Blogger Template by Blogcrowds.

        Saat aku mulai melalui masa-masa yang sangat sulit. Aku merasa diri ini sudah mulai menemukan cahaya, kemana jalan menuju langit yang sebenarnya. Sebuah titik dimana kami manusia melampaui mimpinya sendiri dengan mata terbuka. Tetapi ternyata..... sepertinya semua itu hanya ilusi. Seperti umpan pemancing untuk mencari ikannya. Saat Tuhan membalikkan hati kita dan kita terbangun olehnya, Dirinya akan memancing kita lebih jauh, lebih dalam, melayang kesuatu tempat yang lebih tinggi. Menempa setiap hati dan tubuh untuk terus menemukan titik tertinggi.
 
        Awalnya aku bingung, “apa ini?”. Mulai menyadari ternyata selama ini aku masih bermimpi dengan mata tertutup. Menyadari ternyata diri ini masih berjalan pada dimensi ruang dan waktu yang sama. Sama sekali tidak ada yang berubah hanya nyaris berada di garis impian. Tetapi terus saja hanya hampir.... hampir.... hampir.... dan hampir. Sama sekali belum melewati batas. Tak seperti energi yang kekal, ia selalu berubah bentuk. Tetapi ternyata diri ini sama sekali tak bepindah dimensi dan masih menempati potongan-potongan tangga mimpi lalu yang sudah disamarkan dengan mimpi baru yang ternyata belum terlihat jelas dan dapat membangun tangga-tangga baru  menuju titik tertinggi. Terdakang terasa masih kabur bahkan hilang karena perasaan lelah, kehabisan tenaga karena berjalan pada dimensi satu.

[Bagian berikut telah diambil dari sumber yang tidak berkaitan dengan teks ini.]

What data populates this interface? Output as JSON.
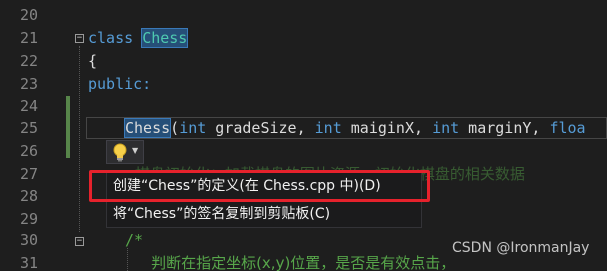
{
  "editor": {
    "line_numbers": [
      "20",
      "21",
      "22",
      "23",
      "24",
      "25",
      "26",
      "27",
      "28",
      "29",
      "30",
      "31"
    ],
    "lines": {
      "l21_kw": "class ",
      "l21_name": "Chess",
      "l22": "{",
      "l23": "public:",
      "l25_name": "Chess",
      "l25_p1": "(",
      "l25_kw1": "int",
      "l25_p2": " gradeSize, ",
      "l25_kw2": "int",
      "l25_p3": " maiginX, ",
      "l25_kw3": "int",
      "l25_p4": " marginY, ",
      "l25_kw4": "floa",
      "l27_ghost": "         棋盘初始化：加载棋盘的图片资源，初始化棋盘的相关数据",
      "l30": "/*",
      "l31": "    判断在指定坐标(x,y)位置，是否是有效点击，"
    }
  },
  "quick_actions": {
    "bulb_icon": "lightbulb-icon",
    "dropdown_icon": "chevron-down-icon",
    "items": [
      {
        "label": "创建“Chess”的定义(在 Chess.cpp 中)(D)"
      },
      {
        "label": "将“Chess”的签名复制到剪贴板(C)"
      }
    ]
  },
  "watermark": "CSDN @IronmanJay",
  "colors": {
    "background": "#1e1e1e",
    "keyword": "#569cd6",
    "type_name": "#4ec9b0",
    "highlight": "#264f78",
    "annotation_red": "#e6222c",
    "change_bar": "#57854a"
  }
}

        Tuhan seperti membangunkanku lagi... lagi... dan lagi... dari mimpi di dalam mimpi yang didalamnya aku bermimpi sedang bermimpi. Seperti mulai menjadi sesat kembali setelah dibenarkan jalannya. Seperti kembali keluar jalur dari jejak yang seharusnya diikuti. Tetapi seperti dibuktikan, Tuhan tidak pernah benar-benar melepaskan genggamannya terkadap kami. Firasat-firasat yang mulai menyadarkan, “ah... tenyata... kenapa bisa begini?”. Semua orang tahu jika manusia hanya berpegang pada tiang-tiang yang fana, kami semua akan mudah tersesat dalam gelap atau akan sedikit terseret jika arus datang. Tetapi jika kami berpegang pada sesuatu yang lebih tinggi, akan ada jam-jam yang terus berdentang dan tali-tali yang menyeret mata, telinga, tangan, dan kakimu dengan paksa untuk kembali tersadar. Bahwa semestinya jalan-jalan yang sudah diterangi, jika kau terus menapaki jejak yang sama suatu saat makhluk akan merasakan kantuk dan mulai keluar dari jalur. Tetapi jika ada yang menyeretmu kembali dengan paksa dan membuatmu terbangun, makhluk itu akan kembali menapaki jalan-jalan yang benar.

        Ada hal yang perlu ditanam dalam pikiran setiap makhluk sebelum mulai melangkah lebih jauh. Berjalanlah untuk mencapai mimpimu yang diluar nalar dengan mata terbuka, karena mimpi hanya bisa terwujud jika kau membangunkan tubuhmu dengan paksa.